A recent call with an advisor in California is representative of a common question plans maintained by churches. The advisor asked: “I discovered a church that has been filing a Form 5500 for its retirement plan even though it is not required to do so (it intends to be a non-electing plan). Will the IRS categorize the plan as an ‘electing church plan’ because of the Form 5500 filings?

Highlights of the Discussion

Fortunately, the IRS has taken the position that a church plan cannot be inadvertently categorized as an “electing church plan” [i.e., one that elects to have certain rules under the Employee Retirement Income Security Act of 1974 (ERISA) and the Internal Revenue Code (IRC) apply as if the plan were not a church plan]. The plan administrator must make a formal election under Treasury Regulation 1.410(d)-1(c) in order to be treated as an electing church plan. The election is irrevocable.

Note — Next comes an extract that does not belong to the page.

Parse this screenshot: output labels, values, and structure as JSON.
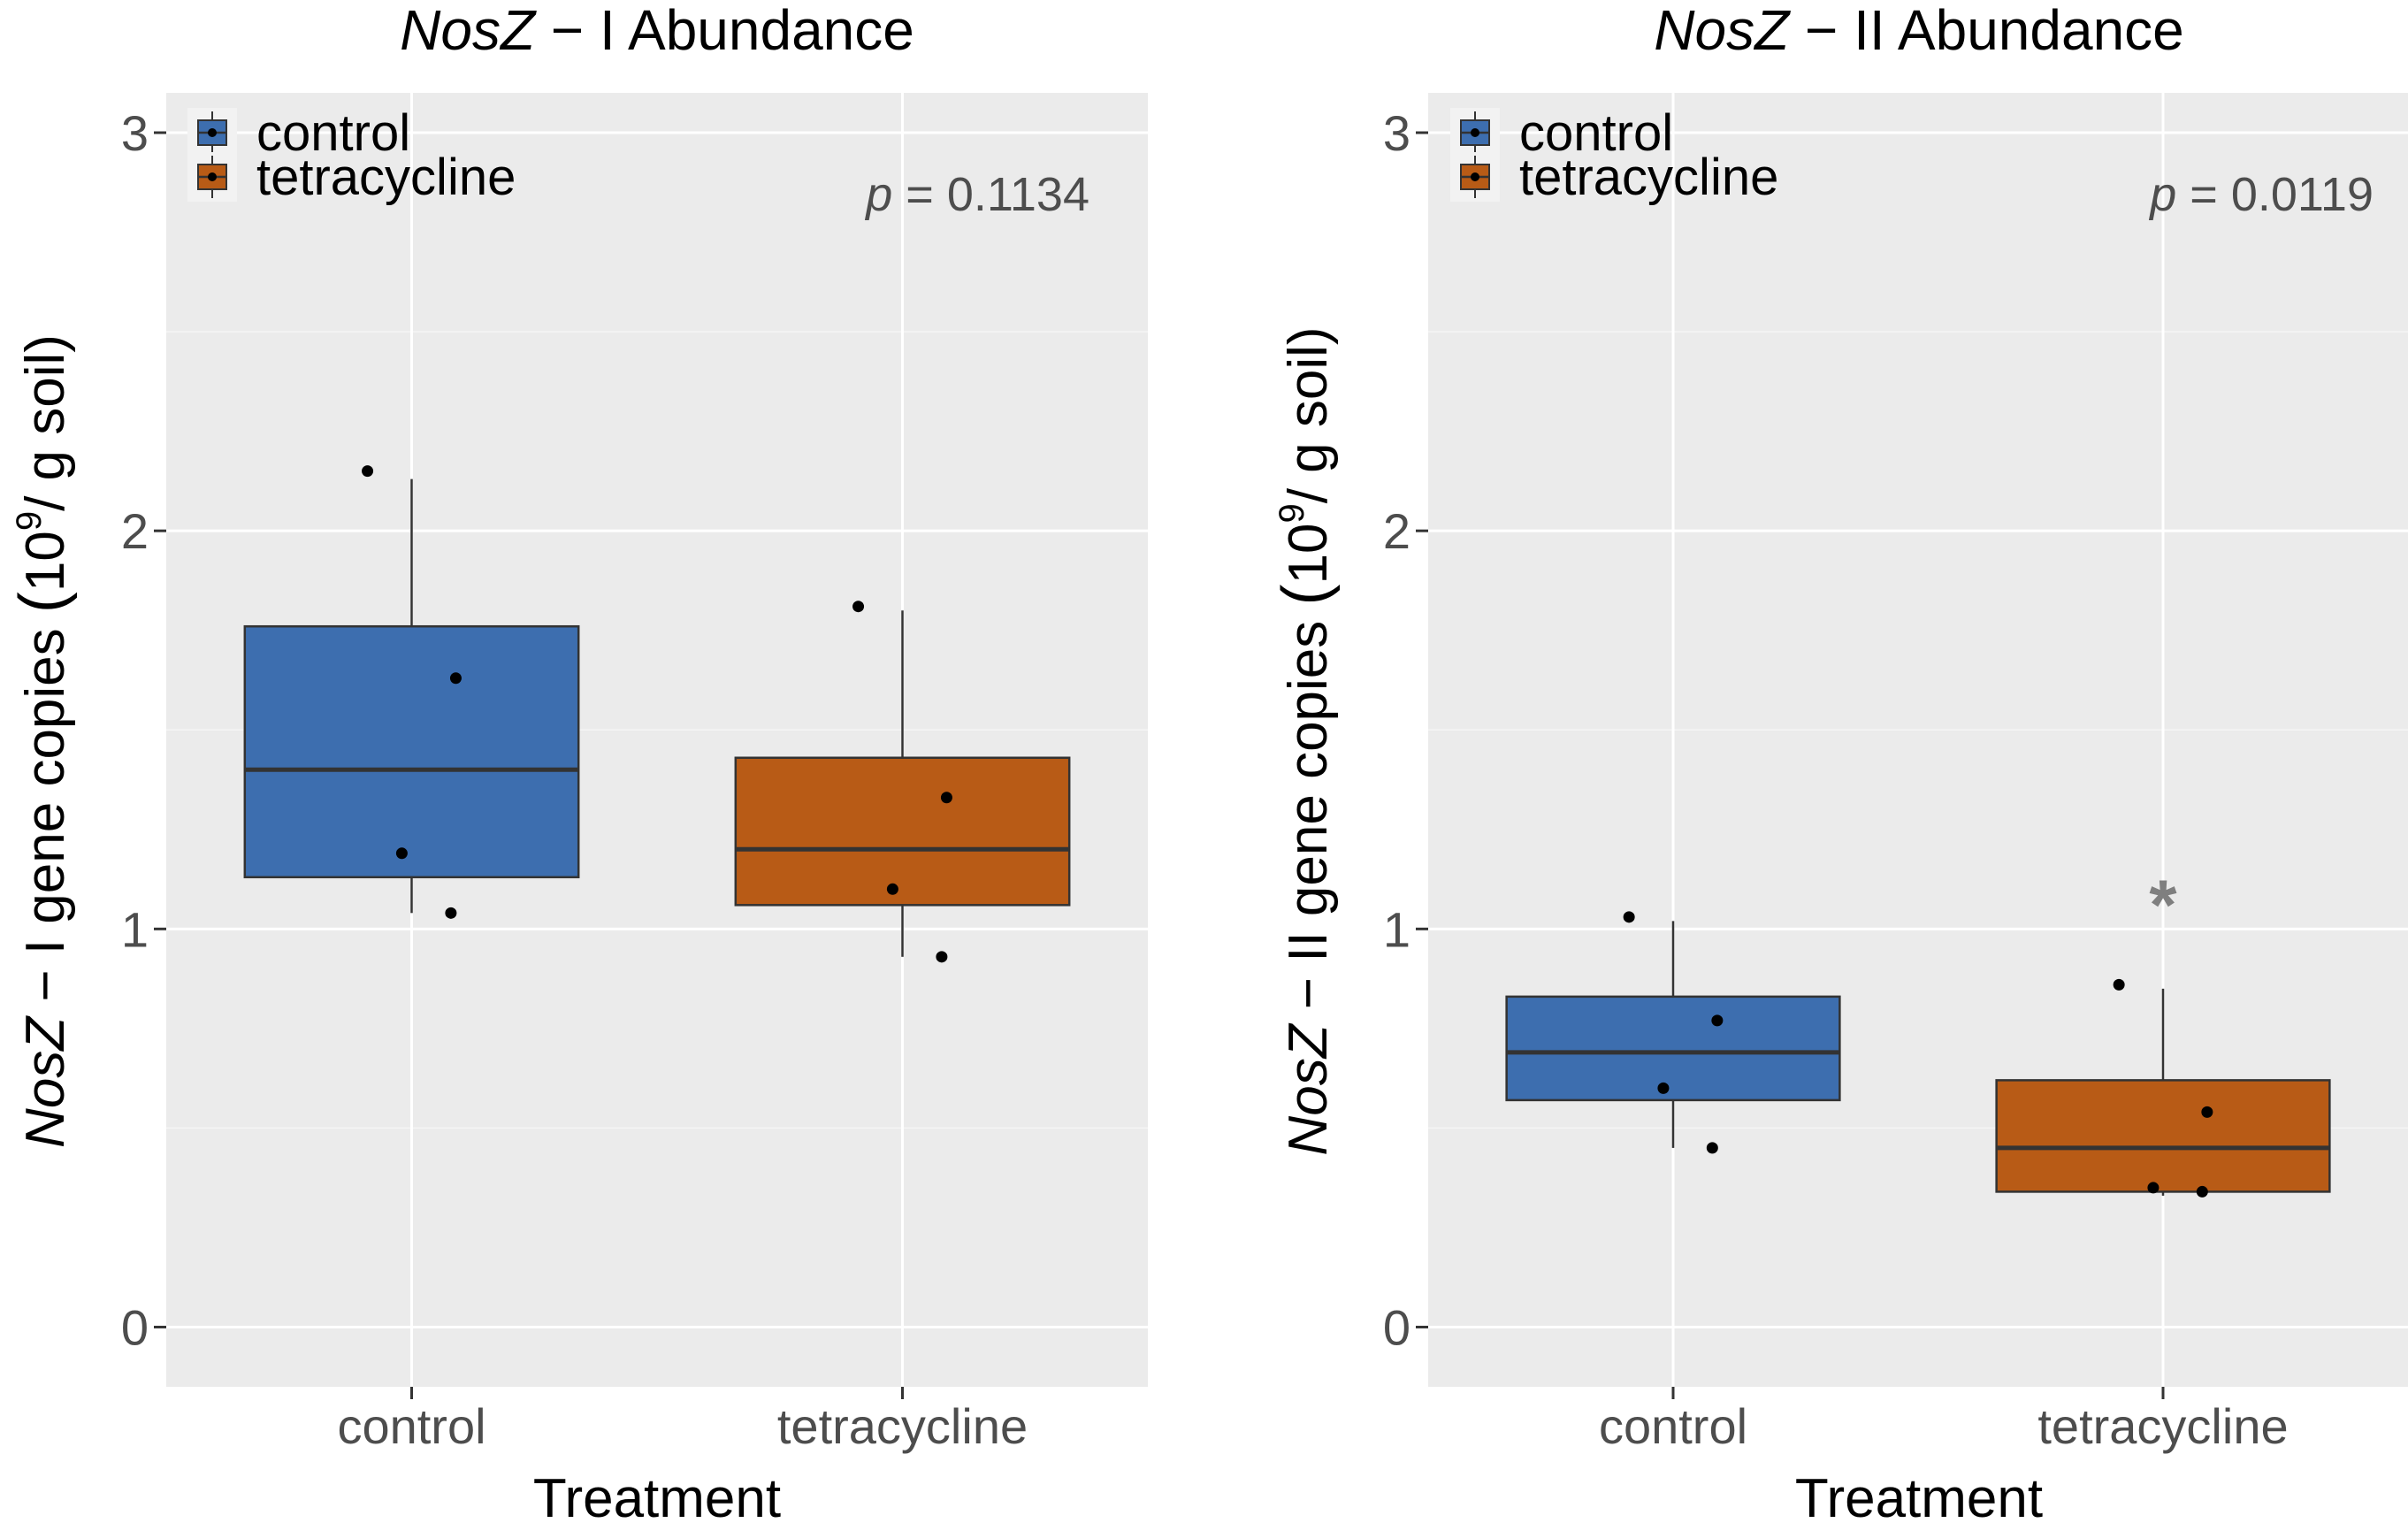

There are two methods of election and both involve the plan administrator executing a written statement that indicates 1) the election is made under IRC Sec. 410(d) and 2) the first plan year for which it is effective. A plan administrator could either attach the written statement to the

  • Form 5500 it files for the first plan year for which the election is to be effective


  • Determination letter application for a qualified IRC Sec. 401(a) plan.

If an election is made with a written request for a determination letter, the election may be conditioned upon issuance of a favorable determination letter and will become irrevocable upon issuance of such letter.

If the church plan is a qualified defined benefit plan, the plan administrator must also notify the Pension Benefit Guaranty Corporation (PBGC) of its election for PBGC insurance to apply [ERISA § 4021(b)(3)].


A bona fide church plan cannot accidently become an electing church plan, subject to ERISA and the IRC as any other qualified retirement plan would be. The plan administrator must execute a written statement that is either attached to a Form 5500 filing or determination letter application.